Goseeko blog

What is privatization?

by Team Goseeko

Privatization refers to transfer of ownership, management and control of the public sector company to the private sector. In India, the concept of privatization was introduced under LPG policy in the year 1993. In other words, it allows the private companies to enter into the banking sector, insurance sector, Production Company etc. For example, Privatization of Bharat Aluminium Company in 2006, privatization of Delhi and Mumbai airports in 2006 etc.

Objectives of privatization

Above all, the main objectives are-

  • To increase the inflow of foreign direct investment to India.
  • It improves the financial strength of the company.
  • To improve the efficiency of Public Sector Undertaking by giving them power to make decision.
  • Finally, promotes government dynamism by reducing government interference.

The methods of privatization of companies are-

Methods of Privatization

1. Transfer of ownership

Firstly, under this method, the public sector transfers the ownership, management and control of the to the private sector.

2. Disinvestment

Secondly, it is the process of withdrawing government investment from the PSUs and sell it to the public.

3. Public auction

Further, this method facilitates sale of share of public company or long term assets to raise highest amount for government owned property.

4. Sales of shares

Additionally, this method facilitates sale of shares of PSUs through stock exchanges.

5. Direct negotiations

Moreover, under this method, the government directly deal with specific private bodies for the privation of PSUs.

  1. Lease with a right to purchase:

Finally, private company is assumes possession and usage of a state run company.

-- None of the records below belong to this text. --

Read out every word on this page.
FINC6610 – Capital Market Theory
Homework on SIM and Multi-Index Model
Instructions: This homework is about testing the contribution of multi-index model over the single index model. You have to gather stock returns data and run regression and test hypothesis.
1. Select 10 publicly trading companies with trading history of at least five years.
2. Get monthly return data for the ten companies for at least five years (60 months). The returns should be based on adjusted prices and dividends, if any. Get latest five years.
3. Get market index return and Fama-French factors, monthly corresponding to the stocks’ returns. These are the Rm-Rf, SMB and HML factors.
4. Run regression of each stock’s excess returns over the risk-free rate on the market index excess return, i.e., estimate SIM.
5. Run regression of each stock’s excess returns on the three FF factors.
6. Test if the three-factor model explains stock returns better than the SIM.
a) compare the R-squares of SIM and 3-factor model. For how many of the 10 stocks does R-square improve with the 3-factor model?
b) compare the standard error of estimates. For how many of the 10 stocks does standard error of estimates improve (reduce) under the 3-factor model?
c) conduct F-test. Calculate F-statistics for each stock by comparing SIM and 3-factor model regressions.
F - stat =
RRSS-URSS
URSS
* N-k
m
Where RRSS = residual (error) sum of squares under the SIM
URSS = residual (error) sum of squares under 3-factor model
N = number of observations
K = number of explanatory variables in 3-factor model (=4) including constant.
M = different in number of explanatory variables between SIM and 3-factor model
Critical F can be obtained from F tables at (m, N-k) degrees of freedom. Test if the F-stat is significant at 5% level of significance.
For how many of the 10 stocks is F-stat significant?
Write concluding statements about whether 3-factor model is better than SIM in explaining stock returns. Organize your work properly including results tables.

The private company the option to exercise the option to convert the lease of a property to ownership.

Conceptualization of privatization in India

Above all, concepts related to privatization in India are-

  1. Delegation:

Firstly, the government keeps the ownership and the responsibility of an enterprise. The company  will handle the daily activities and deliver the product or service.

2. Divestment:

Secondly, the government will sell a majority stake of the enterprise to one or more private companies. It may keep minority ownership.

3. Displacement:

However, the first step here will be deregulation, this will allow private players to enter the market. Here the private sector will compete with public companies and ultimately outperform them, causing the public enterprise to be displaced.

4. Disinvestment:

Further, directly selling a portion or whole of a public enterprise to private parties.